Company

Compound Finance

Open financial infrastructure for on-chain borrowing and lending.

Mission

Compound Finance was founded on one core belief: capital should flow without intermediaries. The team set out to construct infrastructure enabling any address — whether a user in Berlin or an automated smart contract on Solana's bridge — to generate yield or unlock liquidity without seeking approval from anyone.

That sounds straightforward. It is not. Credit markets depend on trust, and establishing trust on a public blockchain demands different tools than traditional finance. Compound Finance's protocol replaces institutional trust with algorithmic guarantees: collateral rules, interest rate models, and liquidation mechanics all encoded in audited contracts.

The objective has not wavered since the first deployment in 2018. Make open lending a foundational primitive — something other protocols and developers build upon, not around.

Technology

The Compound Finance platform operates on Ethereum. Compound III, the current major version, introduced a single-asset borrow model — a significant departure from the pooled approach used in earlier versions. Each deployment has one base asset (USDC on mainnet, for example) and a defined set of collateral tokens.

Interest accrues with every block. The rate model is utilization-driven: as a greater share of the supply is borrowed, the borrow rate climbs, attracting new suppliers and encouraging repayment. No oracles are needed for the base asset. Collateral prices are sourced through Chainlink.

Governance operates on-chain via COMP. Token holders submit and vote on proposals capable of altering risk parameters, introducing collateral types, adjusting reserve factors, or deploying to new networks. The protocol has been deployed across Ethereum mainnet, Polygon, Arbitrum, Base, Optimism, and Scroll.

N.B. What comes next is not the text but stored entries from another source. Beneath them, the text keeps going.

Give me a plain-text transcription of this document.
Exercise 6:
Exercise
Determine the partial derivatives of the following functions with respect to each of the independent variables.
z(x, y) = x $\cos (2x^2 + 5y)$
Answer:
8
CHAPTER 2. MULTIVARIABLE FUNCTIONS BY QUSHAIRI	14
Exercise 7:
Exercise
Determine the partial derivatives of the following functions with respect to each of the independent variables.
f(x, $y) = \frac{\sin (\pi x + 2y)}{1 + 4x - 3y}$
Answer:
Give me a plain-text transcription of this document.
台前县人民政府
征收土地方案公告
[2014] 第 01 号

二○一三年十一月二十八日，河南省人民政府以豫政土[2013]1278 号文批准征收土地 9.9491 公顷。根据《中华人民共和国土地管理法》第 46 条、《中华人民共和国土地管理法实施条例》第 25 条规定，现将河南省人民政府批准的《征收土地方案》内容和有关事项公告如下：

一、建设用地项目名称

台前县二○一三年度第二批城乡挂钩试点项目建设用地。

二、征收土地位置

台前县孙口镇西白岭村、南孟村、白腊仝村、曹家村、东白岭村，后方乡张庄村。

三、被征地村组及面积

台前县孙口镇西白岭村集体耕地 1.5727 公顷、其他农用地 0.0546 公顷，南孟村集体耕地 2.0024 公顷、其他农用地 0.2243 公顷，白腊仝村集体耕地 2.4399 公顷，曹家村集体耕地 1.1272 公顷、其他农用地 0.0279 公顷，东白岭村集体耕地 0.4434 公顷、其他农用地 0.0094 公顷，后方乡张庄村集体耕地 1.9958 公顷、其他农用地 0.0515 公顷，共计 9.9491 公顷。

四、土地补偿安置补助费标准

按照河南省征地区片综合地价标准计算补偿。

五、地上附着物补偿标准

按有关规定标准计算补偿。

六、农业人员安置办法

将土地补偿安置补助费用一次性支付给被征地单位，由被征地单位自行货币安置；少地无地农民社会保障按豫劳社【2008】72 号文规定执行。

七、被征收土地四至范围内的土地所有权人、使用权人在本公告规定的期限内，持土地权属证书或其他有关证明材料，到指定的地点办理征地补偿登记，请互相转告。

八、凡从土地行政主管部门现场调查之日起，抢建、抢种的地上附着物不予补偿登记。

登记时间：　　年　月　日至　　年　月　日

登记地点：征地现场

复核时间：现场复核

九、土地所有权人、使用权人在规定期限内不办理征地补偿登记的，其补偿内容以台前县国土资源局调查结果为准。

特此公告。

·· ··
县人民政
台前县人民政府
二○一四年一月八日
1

A comet contract anchors each deployment. It manages supply, withdraw, borrow, repay, and liquidation within one compact interface. External integrators — including bridges and cross-chain routers connecting to Solana-side applications — interact with this interface directly.

Approach to Risk

Risk management at Compound Finance is methodical and conservative by design. Every collateral asset added to a market undergoes a governance process that establishes a borrow factor, a liquidation factor, and a price feed. These are not flexible guidelines — the contracts apply them without exception.

Liquidations operate through an incentive mechanism. When a position becomes undercollateralized, any address may absorb the collateral at a discount. This creates a competitive environment for liquidation rather than depending on a single privileged actor.

The protocol maintains reserves. A share of interest paid by borrowers accumulates as a buffer against bad debt. Reserve levels are visible on-chain and governed by COMP holders. External audits from firms including OpenZeppelin and Trail of Bits have examined the core contracts across major versions.

Governance

Compound Finance holds no admin key controlled by a company. The protocol is governed by COMP holders. Proposals require a 25,000 COMP threshold to submit, a two-day voting window, and a two-day timelock prior to execution. That structure was chosen to prevent hasty changes while keeping the protocol open to community direction.

Delegation plays a key role here. Many COMP holders assign their voting power to active community members rather than voting themselves. The outcome is a smaller group of informed participants driving most governance decisions — not perfect, but effective given the realities of on-chain voting at scale.

You can review current proposals and delegate your votes at the governance portal. Historical proposals, including contested ones, are public and permanently recorded on-chain. That openness is central to what gives Compound Finance's protocol its credibility.

Team & Community

The team behind Compound Finance built the original contracts and governance framework, but the protocol's ongoing operation does not rely on them. That was a deliberate design decision. Contracts are immutable once deployed, unless governance passes an upgrade.

Development continues. New markets, risk parameter updates, and integrations with other DeFi primitives have all emerged through community governance. Contributors include independent developers, institutional delegates, and protocol integrators.

If you have questions about the protocol's design or wish to get involved, the community forum and Discord are the best places to begin. In-depth technical documentation and answers to frequently asked questions are also available in our Compound Finance Q&A section.

Looking Forward

The multi-chain story for Compound Finance continues to unfold. Deployments on Base and Scroll brought the protocol to new user communities. Each new chain introduces distinct liquidity conditions, different gas economics, and varying collateral markets — the protocol's architecture addresses this through independent comet deployments rather than a single bridged pool.

Cross-chain interactions, including transfers of supplied positions and multi-network collateral management, remain areas of active development. Some cross-chain applications route through Solana-connected bridges to bring assets into Compound Finance markets on Ethereum.

The protocol will keep evolving. What will not change is the governance structure that controls those changes. COMP holders decide. That is the entire point.